The exhibition introduced viewers to the full scope of Denes’s oeuvre, which extends beyond environmental art into sculptural conceptualism. The protean work on view ranged from a 17-foot-tall futuristic pyramid made of thousands of glowing, 3-D-printed blocks to her 1969 obituary-meets-memorial Human Dust, which displays statistics about an unnamed artist’s life alongside a glass bowl containing 1/85th of his calcareous remains.
Unique to Denes’s legacy is her talent for making art not only out of space but also time. She will connect with audiences millennia from now through a series of questionnaires and buried time capsules to be opened 1,000 years from the artwork date. When Wheatfield —An Inspiration was announced last fall, Denes began circulating questionnaires to the Bozeman community online. The queries probe artificial intelligence (How would you deal with the possibility of A.I. hurting humanity?) and human survival (As we struggle with global warming and mismanaged societies, is there a bigger picture we might be missing?). Unlike her other questionnaires, which must be opened on a specific date in the future, this “capsule” can be accessed at any time via the cloud.

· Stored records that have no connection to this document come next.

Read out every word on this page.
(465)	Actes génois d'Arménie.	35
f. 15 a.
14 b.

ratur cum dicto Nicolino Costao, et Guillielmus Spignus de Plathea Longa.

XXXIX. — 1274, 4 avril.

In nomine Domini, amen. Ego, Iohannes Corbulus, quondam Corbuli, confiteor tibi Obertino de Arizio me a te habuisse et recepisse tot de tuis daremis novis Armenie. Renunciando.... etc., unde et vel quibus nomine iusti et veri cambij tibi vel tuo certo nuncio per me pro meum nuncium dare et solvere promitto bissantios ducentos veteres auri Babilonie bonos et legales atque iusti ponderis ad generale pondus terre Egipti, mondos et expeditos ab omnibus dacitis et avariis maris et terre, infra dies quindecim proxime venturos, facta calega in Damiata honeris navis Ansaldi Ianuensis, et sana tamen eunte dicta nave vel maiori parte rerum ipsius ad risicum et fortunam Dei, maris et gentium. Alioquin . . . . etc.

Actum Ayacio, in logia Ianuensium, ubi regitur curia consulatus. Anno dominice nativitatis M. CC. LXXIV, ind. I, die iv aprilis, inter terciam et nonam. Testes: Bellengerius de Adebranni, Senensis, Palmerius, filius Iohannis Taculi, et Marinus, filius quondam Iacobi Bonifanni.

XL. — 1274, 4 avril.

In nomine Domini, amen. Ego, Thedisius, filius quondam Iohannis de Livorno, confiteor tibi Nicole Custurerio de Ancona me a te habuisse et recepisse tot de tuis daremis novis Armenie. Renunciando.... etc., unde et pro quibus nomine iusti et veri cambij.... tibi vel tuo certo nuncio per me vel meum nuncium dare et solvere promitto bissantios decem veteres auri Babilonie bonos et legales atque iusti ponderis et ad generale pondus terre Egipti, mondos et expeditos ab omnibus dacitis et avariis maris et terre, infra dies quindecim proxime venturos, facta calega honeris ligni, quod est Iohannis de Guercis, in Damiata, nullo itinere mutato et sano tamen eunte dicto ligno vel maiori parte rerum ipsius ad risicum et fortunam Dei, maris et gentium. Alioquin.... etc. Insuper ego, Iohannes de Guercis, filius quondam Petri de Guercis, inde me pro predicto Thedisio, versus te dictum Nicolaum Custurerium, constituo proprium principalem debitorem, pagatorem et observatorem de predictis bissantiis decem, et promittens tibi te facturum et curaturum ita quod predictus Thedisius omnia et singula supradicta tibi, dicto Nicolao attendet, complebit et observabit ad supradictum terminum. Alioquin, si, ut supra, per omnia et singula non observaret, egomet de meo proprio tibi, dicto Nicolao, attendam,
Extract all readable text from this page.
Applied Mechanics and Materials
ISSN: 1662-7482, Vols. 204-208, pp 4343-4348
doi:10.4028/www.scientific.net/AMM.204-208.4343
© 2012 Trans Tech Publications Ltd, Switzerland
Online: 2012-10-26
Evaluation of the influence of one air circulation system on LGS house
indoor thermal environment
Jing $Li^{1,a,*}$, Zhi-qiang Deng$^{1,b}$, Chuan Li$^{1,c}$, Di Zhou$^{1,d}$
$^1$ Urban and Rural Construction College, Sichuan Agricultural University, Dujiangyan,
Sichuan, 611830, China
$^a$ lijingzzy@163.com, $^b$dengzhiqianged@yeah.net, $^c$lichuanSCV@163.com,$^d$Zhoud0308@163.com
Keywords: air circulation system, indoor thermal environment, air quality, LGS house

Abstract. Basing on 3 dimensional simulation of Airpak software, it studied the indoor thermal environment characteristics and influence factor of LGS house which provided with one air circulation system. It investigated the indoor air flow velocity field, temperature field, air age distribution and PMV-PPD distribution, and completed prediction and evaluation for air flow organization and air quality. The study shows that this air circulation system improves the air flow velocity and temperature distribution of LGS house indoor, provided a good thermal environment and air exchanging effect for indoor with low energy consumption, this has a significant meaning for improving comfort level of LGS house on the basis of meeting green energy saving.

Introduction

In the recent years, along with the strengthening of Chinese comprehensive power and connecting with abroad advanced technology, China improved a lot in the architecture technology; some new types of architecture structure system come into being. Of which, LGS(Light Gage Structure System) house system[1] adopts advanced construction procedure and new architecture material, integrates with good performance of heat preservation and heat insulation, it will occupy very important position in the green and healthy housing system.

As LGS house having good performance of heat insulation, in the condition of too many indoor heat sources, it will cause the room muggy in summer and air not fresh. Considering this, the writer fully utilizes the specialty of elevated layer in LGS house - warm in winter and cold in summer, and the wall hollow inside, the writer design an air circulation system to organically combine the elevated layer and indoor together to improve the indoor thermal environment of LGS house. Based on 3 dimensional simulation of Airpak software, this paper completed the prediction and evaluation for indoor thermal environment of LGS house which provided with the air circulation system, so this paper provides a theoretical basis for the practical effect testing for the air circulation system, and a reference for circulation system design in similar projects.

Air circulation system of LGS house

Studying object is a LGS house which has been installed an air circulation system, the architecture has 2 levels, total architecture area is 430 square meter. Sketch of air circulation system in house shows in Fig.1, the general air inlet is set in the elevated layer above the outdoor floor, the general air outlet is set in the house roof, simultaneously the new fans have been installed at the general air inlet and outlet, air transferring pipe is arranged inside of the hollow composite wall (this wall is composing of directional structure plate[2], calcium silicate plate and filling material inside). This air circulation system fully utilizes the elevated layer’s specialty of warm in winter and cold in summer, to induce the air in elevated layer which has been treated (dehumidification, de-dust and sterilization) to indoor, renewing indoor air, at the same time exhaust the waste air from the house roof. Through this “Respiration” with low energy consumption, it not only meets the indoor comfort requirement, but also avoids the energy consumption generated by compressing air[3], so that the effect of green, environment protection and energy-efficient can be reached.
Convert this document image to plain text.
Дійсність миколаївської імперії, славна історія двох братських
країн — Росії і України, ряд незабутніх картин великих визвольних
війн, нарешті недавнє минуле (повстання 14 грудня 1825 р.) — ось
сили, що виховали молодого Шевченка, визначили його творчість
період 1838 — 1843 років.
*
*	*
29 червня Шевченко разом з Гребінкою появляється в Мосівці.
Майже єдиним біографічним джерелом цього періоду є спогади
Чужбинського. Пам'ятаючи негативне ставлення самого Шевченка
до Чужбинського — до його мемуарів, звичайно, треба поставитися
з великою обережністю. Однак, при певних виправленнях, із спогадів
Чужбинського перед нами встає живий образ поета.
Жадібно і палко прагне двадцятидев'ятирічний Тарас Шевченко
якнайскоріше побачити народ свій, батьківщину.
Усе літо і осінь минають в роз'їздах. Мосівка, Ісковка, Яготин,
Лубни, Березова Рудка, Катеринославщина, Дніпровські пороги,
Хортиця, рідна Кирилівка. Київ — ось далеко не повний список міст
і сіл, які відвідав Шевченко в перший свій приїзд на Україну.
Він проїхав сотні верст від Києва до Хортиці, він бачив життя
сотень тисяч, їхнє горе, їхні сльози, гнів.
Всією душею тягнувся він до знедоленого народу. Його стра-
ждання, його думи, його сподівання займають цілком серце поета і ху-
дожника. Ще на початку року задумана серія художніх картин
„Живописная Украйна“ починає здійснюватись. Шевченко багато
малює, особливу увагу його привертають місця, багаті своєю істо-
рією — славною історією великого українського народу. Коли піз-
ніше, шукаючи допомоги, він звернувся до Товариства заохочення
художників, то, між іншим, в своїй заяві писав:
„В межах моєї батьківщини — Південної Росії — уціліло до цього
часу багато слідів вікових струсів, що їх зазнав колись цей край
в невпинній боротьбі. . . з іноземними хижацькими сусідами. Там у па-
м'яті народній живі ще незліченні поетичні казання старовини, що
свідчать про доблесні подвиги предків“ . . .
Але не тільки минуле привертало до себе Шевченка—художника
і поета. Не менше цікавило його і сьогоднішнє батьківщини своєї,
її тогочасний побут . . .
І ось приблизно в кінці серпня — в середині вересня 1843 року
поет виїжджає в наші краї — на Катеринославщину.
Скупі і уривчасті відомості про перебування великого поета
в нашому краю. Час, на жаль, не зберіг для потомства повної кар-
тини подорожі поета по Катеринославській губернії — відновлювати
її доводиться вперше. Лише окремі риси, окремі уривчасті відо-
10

“My work is to communicate with people and a betterment of people, especially today in a world of confusion,” Denes says, pointing to the famous Life wheatfield image on her computer. “Every era feels confusion and upheaval because you live it. But I think this is different. This is more meaningful, so any intervention, any betterment, is important.” After a beat, she continues, “When you ask questions, you get different responses—from London to Istanbul. If you look back 100 years, you see tremendous change. Imagine what will happen in 1,000 years. I want the future to look back and see who we were.”